Firefly Aerospace’s Blue Ghost Mission 1 team has been selected to receive the 2025 Robert J. Collier Trophy, one of the most prestigious honors in US aerospace, for completing what the National Aeronautic Association (NAA) called the first fully successful commercial lunar landing and operating multiple NASA payloads on the Moon. The NAA announced the award on March 18, 2026, and said the formal presentation will take place in Washington in June.
The Collier Trophy has been awarded annually since 1911 for the greatest achievement in aeronautics or astronautics in America, based on improving the performance, efficiency and safety of air or space vehicles, with the value demonstrated by actual use during the preceding year. Past recipients include Orville Wright, the Apollo 11 crew, the Cessna Citation, the Gulfstream G650, and the James Webb Space Telescope team.
Firefly’s Blue Ghost Mission 1 landed in Mare Crisium on March 2, 2025, carrying NASA science and technology payloads under the agency’s Commercial Lunar Payload Services program. NASA said the lander touched down near Mons Latreille within Mare Crisium at 3:34 a.m. EST and delivered a suite of experiments to support lunar science and future exploration.

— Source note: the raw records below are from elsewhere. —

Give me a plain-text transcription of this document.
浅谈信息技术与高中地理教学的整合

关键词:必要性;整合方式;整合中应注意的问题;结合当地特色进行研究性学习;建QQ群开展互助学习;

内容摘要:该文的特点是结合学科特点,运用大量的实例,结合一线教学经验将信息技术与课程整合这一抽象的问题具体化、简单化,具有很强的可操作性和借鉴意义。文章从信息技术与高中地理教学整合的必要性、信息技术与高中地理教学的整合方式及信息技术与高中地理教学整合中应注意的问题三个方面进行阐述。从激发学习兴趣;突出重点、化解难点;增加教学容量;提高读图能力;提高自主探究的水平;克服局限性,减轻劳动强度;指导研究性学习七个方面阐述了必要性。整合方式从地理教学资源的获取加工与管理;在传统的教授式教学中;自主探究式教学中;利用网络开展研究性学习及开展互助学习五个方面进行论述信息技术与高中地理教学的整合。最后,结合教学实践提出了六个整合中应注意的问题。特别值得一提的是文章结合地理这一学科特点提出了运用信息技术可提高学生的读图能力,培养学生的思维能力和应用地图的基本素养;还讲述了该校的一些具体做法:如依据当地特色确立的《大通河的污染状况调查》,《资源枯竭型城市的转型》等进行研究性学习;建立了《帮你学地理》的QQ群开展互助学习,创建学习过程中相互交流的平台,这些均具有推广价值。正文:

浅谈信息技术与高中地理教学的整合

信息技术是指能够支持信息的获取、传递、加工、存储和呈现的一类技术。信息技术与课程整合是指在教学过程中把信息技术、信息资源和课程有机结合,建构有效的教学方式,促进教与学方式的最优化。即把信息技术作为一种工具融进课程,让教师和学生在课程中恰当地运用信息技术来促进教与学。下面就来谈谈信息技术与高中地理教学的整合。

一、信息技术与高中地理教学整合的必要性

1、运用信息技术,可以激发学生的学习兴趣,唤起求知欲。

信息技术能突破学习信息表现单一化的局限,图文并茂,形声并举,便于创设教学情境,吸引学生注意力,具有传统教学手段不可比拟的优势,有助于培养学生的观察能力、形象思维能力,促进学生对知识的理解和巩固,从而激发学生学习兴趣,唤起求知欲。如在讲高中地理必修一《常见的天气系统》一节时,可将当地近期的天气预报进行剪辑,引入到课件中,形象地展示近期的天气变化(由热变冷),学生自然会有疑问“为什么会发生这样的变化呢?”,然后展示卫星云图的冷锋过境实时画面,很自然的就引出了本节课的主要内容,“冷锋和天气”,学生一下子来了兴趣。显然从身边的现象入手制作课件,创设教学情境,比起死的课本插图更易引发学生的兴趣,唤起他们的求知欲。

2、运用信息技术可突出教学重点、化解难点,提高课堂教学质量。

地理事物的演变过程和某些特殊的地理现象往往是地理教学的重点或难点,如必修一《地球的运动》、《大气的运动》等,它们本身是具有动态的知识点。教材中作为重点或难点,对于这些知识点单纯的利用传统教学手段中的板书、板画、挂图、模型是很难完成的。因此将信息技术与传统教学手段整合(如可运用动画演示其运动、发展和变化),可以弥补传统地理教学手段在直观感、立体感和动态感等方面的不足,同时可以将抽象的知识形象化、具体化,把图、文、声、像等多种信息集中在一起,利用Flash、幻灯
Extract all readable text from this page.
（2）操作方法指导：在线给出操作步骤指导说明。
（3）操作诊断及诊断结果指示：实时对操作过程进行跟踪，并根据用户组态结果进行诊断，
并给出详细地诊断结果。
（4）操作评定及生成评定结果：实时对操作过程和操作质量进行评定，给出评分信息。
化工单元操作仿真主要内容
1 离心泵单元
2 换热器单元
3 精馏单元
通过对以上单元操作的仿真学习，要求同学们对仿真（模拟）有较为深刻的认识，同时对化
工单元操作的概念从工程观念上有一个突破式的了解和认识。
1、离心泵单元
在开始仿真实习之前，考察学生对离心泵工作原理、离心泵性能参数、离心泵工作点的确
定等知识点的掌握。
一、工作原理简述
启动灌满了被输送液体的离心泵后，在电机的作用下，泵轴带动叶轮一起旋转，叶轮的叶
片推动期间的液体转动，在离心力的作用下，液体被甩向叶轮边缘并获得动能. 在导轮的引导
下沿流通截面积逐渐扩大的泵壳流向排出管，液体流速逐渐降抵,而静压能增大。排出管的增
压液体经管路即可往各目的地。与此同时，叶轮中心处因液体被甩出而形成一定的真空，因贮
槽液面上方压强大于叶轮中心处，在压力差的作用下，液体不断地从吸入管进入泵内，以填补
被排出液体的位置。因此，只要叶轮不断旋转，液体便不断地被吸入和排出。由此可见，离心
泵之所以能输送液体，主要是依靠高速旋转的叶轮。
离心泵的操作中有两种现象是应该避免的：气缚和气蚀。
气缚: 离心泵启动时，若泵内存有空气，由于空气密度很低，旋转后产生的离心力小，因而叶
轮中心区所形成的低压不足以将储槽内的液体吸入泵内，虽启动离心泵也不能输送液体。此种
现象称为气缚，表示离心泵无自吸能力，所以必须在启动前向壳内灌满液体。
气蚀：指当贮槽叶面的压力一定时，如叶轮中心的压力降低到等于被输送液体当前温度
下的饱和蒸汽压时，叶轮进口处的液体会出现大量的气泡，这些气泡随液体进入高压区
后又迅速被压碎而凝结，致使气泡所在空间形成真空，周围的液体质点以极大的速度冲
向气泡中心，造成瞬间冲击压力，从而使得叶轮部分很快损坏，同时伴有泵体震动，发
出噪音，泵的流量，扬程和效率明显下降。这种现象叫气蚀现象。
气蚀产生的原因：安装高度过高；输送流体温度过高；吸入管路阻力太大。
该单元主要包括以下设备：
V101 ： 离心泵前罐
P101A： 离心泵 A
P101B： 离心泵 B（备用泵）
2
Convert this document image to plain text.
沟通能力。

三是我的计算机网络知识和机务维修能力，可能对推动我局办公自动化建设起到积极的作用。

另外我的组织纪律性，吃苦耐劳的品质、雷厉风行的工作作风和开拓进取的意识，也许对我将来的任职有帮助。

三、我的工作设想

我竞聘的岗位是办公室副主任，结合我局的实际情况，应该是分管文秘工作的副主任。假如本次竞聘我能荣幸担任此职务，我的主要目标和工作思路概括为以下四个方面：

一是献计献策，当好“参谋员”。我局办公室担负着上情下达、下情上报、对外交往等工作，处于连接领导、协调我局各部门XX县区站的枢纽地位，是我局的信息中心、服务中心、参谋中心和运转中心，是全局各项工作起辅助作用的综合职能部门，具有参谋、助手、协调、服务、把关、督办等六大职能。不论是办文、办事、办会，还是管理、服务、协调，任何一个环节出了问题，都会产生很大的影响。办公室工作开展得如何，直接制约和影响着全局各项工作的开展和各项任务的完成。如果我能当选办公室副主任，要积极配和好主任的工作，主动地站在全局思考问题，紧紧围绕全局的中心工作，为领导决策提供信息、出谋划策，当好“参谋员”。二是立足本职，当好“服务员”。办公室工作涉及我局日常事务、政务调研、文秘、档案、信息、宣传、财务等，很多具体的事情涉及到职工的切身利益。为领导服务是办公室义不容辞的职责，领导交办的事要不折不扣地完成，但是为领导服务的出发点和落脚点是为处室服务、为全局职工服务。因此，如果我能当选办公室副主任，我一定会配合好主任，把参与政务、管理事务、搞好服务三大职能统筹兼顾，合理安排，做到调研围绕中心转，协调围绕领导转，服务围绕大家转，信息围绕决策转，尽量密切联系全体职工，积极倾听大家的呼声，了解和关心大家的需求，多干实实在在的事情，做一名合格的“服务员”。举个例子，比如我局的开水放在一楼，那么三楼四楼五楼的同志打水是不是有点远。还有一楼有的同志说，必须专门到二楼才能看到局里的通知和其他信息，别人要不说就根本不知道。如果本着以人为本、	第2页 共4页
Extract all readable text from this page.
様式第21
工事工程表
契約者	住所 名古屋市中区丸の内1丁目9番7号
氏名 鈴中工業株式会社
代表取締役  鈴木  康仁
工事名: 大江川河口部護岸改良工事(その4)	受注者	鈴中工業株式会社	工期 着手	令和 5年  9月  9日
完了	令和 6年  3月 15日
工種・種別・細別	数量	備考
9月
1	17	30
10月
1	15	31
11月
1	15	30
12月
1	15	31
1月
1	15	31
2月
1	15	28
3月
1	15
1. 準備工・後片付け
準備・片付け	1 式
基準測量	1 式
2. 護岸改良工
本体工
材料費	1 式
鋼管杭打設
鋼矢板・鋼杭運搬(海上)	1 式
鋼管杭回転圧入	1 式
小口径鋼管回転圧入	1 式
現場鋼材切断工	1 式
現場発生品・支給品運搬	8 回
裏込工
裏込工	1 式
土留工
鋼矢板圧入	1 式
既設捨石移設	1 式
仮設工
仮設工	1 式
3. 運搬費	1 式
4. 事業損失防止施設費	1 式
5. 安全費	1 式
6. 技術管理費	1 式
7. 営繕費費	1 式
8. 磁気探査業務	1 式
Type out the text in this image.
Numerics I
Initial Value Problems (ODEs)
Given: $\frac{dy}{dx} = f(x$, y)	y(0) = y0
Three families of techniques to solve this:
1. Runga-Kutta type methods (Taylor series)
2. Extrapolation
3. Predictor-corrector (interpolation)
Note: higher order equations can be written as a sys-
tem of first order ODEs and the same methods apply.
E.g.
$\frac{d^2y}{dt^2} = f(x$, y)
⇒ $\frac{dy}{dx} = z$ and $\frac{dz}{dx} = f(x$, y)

In announcing the trophy, the NAA said Blue Ghost Mission 1 earned the honor for completing a successful commercial lunar landing and operating several NASA payloads, calling the mission a major step forward in the economics and accessibility of cislunar space. NAA Board Chair Jim Albaugh said the mission showed the commercial sector is ready to play a leading role in the return to the Moon.
Firefly said Blue Ghost Mission 1 carried payloads designed to support lunar research and technology demonstrations, including investigations involving regolith sample collection, radiation-tolerant computing, navigation capabilities and lunar dust mitigation. After landing, the company said it met 100% of its mission objectives, completed more than 14 days of surface operations and continued operating for several hours into the lunar night before communications ended.
Blue Ghost was the first private mission to claim a fully successful soft landing and surface operation, in contrast with earlier commercial missions that reached the Moon but suffered hard landings or shorter operational lives.